Upon entering the house, I was relieved. It was clean and there were no holes in the walls. Whoever was last to move out didn't take their frustration, anger or rage out on the walls. The kitchen was missing the stove, but the dishwasher remained. And there were no broken windows anywhere, which was surprising since this home was somewhat isolated in the country. The master bedroom checked out okay as did the master bathroom.
It was when I went upstairs that the reality of what had been sunk in. There I found the kid's rooms. One was the purple room, which you usually see. One was the boy's room, with a sailboat theme. And the other one was the princess room. It had a castle on one wall, a brick wall paper border and the child's name high up on one wall. Who was this family? What were the kids like? Are they okay today? Was there love and laughter here? Or was it more frustration, fear and loathing? I may be strange, but this is the kind of thing I Wonder When I Show An Empty House.
The upgraded lighting fixtures and cloth cord cover on the dusty entry chandalier tell me that somebody who lived here once cared. They were detail oriented and worked hard to make this house beautiful.

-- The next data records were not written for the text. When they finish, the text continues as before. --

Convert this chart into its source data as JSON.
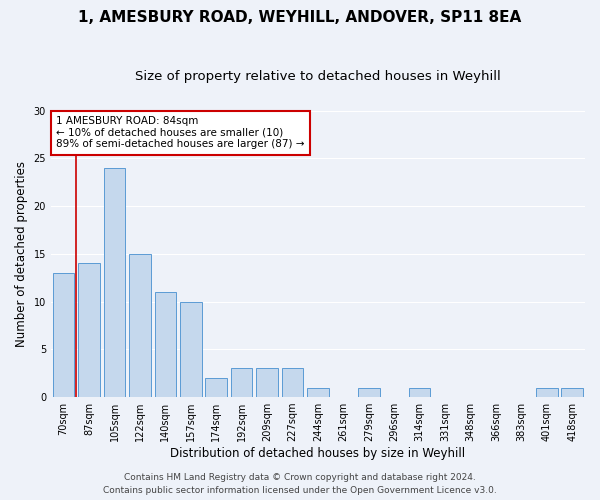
{
  "title_line1": "1, AMESBURY ROAD, WEYHILL, ANDOVER, SP11 8EA",
  "title_line2": "Size of property relative to detached houses in Weyhill",
  "xlabel": "Distribution of detached houses by size in Weyhill",
  "ylabel": "Number of detached properties",
  "footer_line1": "Contains HM Land Registry data © Crown copyright and database right 2024.",
  "footer_line2": "Contains public sector information licensed under the Open Government Licence v3.0.",
  "bins": [
    "70sqm",
    "87sqm",
    "105sqm",
    "122sqm",
    "140sqm",
    "157sqm",
    "174sqm",
    "192sqm",
    "209sqm",
    "227sqm",
    "244sqm",
    "261sqm",
    "279sqm",
    "296sqm",
    "314sqm",
    "331sqm",
    "348sqm",
    "366sqm",
    "383sqm",
    "401sqm",
    "418sqm"
  ],
  "values": [
    13,
    14,
    24,
    15,
    11,
    10,
    2,
    3,
    3,
    3,
    1,
    0,
    1,
    0,
    1,
    0,
    0,
    0,
    0,
    1,
    1
  ],
  "bar_color": "#c5d8ed",
  "bar_edge_color": "#5b9bd5",
  "highlight_line_color": "#cc0000",
  "annotation_line1": "1 AMESBURY ROAD: 84sqm",
  "annotation_line2": "← 10% of detached houses are smaller (10)",
  "annotation_line3": "89% of semi-detached houses are larger (87) →",
  "annotation_box_color": "#ffffff",
  "annotation_box_edge_color": "#cc0000",
  "ylim": [
    0,
    30
  ],
  "yticks": [
    0,
    5,
    10,
    15,
    20,
    25,
    30
  ],
  "background_color": "#eef2f9",
  "grid_color": "#ffffff",
  "title_fontsize": 11,
  "subtitle_fontsize": 9.5,
  "axis_label_fontsize": 8.5,
  "tick_fontsize": 7,
  "annotation_fontsize": 7.5,
  "footer_fontsize": 6.5
}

So what went wrong in their lives that has now caused this home to be void of the dreams that once filled it? This is what I wonder as I look around.
I suppose you're not supposed to be philosophical when showing houses, but I guess I can't help it. The fact that empty houses represent what once was makes me consider what now is...for the people who once called this house their home and for the people who are now looking at it as their potential home. And it makes me consider the same thing for my own home too. And it gives me the resolve to make sure that I do what must be done to ensure that what now is (in my life) never becomes what once was.
Because if it ever does, someone else might be walking though my empty house someday wondering some of the very same things I wonder.